Rheumatoid arthritis (RA) is a multifactorial disease affecting approximately 1% of people worldwide (Guo et al., 2014). Still, the exact mechanism of RA pathogenesis is unknown (Chimenti et al., 2015). On the other hand, early diagnosis and treatment are effective for controlling disease severity (Zengin et al., 2016). There are several diagnostic and prognostic biomarkers that are useful in RA management including instant Rheumatoid Factor (RF) and anti-cyclic citrullinated peptide (anti-CCP) (Gavrilă et al., 2016). In addition, inflammatory cytokines such as C-reactive protein (CRP) and erythrocyte sedimentation rate (ESR) can reflect the inflammatory status in the body (Chimenti et al., 2015; Lavric et al., 2016). Biomarkers such as Cartilage Oligomeric Matrix Protein (COMP) are useful for predicting cartilage destruction (Deane and El-Gabalawy, 2014). Genetic biomarkers have important roles in RA development and severity, and affect therapeutic response as well (Ospelt, 2016). Epigenetics seems to also be responsible for RA susceptibility and inflammatory response (2e).

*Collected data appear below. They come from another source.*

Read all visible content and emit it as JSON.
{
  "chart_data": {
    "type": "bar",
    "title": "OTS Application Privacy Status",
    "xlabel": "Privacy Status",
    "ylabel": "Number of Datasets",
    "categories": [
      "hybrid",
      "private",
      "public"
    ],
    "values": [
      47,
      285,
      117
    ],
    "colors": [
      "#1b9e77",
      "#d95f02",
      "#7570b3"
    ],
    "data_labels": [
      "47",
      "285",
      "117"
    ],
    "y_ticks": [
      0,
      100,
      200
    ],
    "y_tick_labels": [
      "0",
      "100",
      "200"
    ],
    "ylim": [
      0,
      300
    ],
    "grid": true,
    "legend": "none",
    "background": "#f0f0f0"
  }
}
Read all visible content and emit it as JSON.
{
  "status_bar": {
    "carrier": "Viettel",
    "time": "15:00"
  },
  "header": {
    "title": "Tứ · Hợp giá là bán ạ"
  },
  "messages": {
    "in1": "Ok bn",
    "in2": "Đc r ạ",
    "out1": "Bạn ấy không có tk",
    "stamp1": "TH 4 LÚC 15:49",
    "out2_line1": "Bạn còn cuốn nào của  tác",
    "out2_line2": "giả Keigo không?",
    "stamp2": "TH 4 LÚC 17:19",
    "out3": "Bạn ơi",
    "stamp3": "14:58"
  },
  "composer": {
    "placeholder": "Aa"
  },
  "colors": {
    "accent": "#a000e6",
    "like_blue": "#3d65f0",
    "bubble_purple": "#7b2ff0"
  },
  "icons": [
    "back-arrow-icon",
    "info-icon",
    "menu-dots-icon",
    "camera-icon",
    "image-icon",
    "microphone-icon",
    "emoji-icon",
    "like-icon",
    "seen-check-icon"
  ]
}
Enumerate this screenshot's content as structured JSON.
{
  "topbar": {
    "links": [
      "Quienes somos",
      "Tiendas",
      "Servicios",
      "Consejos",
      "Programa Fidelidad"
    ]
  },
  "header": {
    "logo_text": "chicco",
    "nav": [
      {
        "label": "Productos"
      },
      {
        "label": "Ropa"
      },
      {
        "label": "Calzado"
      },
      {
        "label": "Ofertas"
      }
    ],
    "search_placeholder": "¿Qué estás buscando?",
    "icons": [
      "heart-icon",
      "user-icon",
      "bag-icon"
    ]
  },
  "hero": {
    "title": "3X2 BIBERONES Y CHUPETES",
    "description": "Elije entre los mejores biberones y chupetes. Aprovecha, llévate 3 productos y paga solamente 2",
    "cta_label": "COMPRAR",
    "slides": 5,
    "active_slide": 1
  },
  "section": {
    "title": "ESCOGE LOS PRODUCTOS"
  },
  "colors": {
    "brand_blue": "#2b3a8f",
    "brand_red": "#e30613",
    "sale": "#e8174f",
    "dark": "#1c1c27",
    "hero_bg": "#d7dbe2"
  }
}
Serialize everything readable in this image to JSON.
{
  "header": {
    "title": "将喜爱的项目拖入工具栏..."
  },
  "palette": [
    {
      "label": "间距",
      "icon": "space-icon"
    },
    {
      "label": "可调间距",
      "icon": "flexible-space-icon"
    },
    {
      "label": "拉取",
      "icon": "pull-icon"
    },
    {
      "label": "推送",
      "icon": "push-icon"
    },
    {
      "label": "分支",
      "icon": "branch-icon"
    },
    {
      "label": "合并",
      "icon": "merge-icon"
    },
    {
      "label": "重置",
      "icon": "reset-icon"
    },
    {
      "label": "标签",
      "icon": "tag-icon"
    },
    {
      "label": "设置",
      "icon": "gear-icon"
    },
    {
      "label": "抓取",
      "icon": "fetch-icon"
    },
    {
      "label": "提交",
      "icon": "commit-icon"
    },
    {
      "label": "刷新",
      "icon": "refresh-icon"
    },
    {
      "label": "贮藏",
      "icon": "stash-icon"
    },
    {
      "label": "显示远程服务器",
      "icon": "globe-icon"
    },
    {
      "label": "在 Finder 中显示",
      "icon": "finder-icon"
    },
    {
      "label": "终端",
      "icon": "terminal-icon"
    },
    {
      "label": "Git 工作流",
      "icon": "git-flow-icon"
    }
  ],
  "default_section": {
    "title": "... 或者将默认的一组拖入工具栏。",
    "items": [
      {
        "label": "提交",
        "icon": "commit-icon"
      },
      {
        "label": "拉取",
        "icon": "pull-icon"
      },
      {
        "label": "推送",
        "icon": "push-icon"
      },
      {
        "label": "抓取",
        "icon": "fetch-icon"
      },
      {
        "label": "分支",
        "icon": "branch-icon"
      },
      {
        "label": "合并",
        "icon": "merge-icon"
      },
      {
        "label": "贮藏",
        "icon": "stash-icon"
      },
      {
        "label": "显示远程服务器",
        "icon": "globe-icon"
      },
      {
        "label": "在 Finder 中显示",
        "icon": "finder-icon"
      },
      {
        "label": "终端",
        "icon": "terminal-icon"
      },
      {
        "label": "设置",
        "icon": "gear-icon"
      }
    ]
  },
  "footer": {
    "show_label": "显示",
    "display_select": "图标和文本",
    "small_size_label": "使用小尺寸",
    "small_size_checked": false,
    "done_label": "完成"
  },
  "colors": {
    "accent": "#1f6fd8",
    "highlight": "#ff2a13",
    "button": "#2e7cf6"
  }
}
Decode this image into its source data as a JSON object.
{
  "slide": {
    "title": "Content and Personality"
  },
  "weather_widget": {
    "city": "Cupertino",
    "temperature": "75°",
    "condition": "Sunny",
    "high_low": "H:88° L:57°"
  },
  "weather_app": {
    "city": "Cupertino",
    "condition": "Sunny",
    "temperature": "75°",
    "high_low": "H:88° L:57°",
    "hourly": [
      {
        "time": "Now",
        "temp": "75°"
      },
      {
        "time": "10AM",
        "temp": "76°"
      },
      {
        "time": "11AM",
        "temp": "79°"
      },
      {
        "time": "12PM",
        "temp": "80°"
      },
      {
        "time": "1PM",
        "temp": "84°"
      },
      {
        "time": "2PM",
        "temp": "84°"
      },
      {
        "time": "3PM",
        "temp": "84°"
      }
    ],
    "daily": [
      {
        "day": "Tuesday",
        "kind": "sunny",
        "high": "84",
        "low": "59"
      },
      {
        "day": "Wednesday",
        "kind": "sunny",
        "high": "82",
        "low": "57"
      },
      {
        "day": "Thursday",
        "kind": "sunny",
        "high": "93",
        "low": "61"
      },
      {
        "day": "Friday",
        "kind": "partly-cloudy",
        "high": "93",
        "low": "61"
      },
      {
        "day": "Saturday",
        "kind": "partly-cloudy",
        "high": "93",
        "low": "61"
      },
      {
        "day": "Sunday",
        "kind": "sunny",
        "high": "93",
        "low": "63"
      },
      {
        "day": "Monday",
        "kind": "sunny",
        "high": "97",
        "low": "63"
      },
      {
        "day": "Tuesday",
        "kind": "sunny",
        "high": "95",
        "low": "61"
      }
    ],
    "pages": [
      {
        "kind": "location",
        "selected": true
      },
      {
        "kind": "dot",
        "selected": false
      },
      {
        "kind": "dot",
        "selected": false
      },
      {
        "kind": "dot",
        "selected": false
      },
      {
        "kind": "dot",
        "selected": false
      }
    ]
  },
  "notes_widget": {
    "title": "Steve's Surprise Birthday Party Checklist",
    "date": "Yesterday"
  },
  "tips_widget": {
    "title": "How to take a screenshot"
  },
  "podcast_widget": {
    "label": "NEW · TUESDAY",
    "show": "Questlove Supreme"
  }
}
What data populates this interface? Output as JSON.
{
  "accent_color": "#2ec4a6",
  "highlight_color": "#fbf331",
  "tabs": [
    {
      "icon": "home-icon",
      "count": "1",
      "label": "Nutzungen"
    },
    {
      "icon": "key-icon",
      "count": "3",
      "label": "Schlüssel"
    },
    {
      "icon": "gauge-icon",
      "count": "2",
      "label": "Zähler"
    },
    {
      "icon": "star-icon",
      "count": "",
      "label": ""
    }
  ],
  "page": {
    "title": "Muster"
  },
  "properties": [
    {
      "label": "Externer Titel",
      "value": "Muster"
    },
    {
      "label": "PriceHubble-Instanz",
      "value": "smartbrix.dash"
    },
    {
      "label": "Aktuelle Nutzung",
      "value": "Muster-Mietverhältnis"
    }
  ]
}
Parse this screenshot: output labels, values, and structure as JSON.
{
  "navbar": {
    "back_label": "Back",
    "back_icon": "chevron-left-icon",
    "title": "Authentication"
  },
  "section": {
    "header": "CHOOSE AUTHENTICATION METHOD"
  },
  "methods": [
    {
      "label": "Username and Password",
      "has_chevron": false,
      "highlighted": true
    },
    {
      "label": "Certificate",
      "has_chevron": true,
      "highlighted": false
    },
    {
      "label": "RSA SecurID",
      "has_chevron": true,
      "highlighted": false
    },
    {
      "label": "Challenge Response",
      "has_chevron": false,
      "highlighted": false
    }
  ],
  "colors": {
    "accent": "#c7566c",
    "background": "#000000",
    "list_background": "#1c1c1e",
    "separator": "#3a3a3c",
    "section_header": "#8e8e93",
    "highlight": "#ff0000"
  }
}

This review presents two tables representing diagnostic, prognostic, and therapeutic response biomarkers, as well as golden SNPs associated with RA severity and therapeutic response. These tables can be useful in RA management because this review gathered considerable information from studies conducted worldwide to offer an impactful insight regarding classic and genetic biomarkers to rheumatologists.

Overview of rheumatoid arthritis

RA is known as a multifactorial disease; the environment, genetic background, job, gender, smoking, and many other factors can affect RA susceptibility (Anaya et al., 2016; Arleevskaya et al., 2016; Chung et al., 2016) (Fig. 1).

Early diagnosis and prognosis are important elements in RA management. A current challenge in many diseases is personalizing therapeutic approaches by using genetic biomarkers and SNPs. However, the application of genetic biomarkers and SNPs in RA is limited because RA development depends on the presence of SNPs in the majority of people, not an exact mutation in the genome (Tedesco et al., 2009; Zengin et al., 2016). HLA subtypes may just increase the risk of change in DNA methylation, which can lead to disease development and relate to RA risk (Viatte et al., 2013; Glant et al., 2014). Environmental factors can cause genetic predispositions to RA and SNPs can be early predictors of RA development.

Role of epigenetics in RA

RA onset seems to be a result of complex interactions between genetic susceptibility and epigenetics (Angiolilli et al., 2017). Epigenetics covers DNA methylation, various histone modifications, and non-coding RNAs (Angiolilli et al., 2014). Epigenetics works as a backup of cellular reprogramming; when reprogramming fails, epigenetics can be transmitted to the next generation. Epigenetic mutations, whether they are natural or deleterious, frequently involve transposable elements and are inherited adaptively or even in response to environmental changes (Heard and Martienssen, 2014). Recent studies revealed that errors in epigenetic mechanisms can lead to inflammatory disorders (Glant et al., 2014). Several studies suggest that epigenetic changes can cause permanent gene expression changes and can also be heritable (Glant et al., 2014). Histone acetylation and deacetylation changes by histone acetyl transferase (HAT) and histone deacetylase (HDAC), respectively, are epigenetic changes that can affect inflammatory cytokine production. In other words, the balance between HATs and HDACs can be useful in controlling inflammation by interfering with inflammatory signaling pathways in a number of diseases like (Toussirot et al., 2013). HDAC4 is a distinguishing member of the HDACs family because HDAC4 may play a protective role by preserving cartilage integrity (Angiolilli et al., 2017). HDAC7 may be able to suppress Runx2 activity and osteoblast differentiation (Angiolilli et al., 2017). HDAC5 is associated with disease severity in RA; it can be suppressed by tumor necrosis factor (TNF). HDAC9 can suppress FOXP3 in Treg cells (Parra, 2015). HDACs may play a specific role in normal and pathological circumstances, and HDAC inhibitor (HDACi) usage may emerge as a beneficial therapy in RA treatment, and acetyl code aberrations can be used as prognostic markers in RA (Parra, 2015).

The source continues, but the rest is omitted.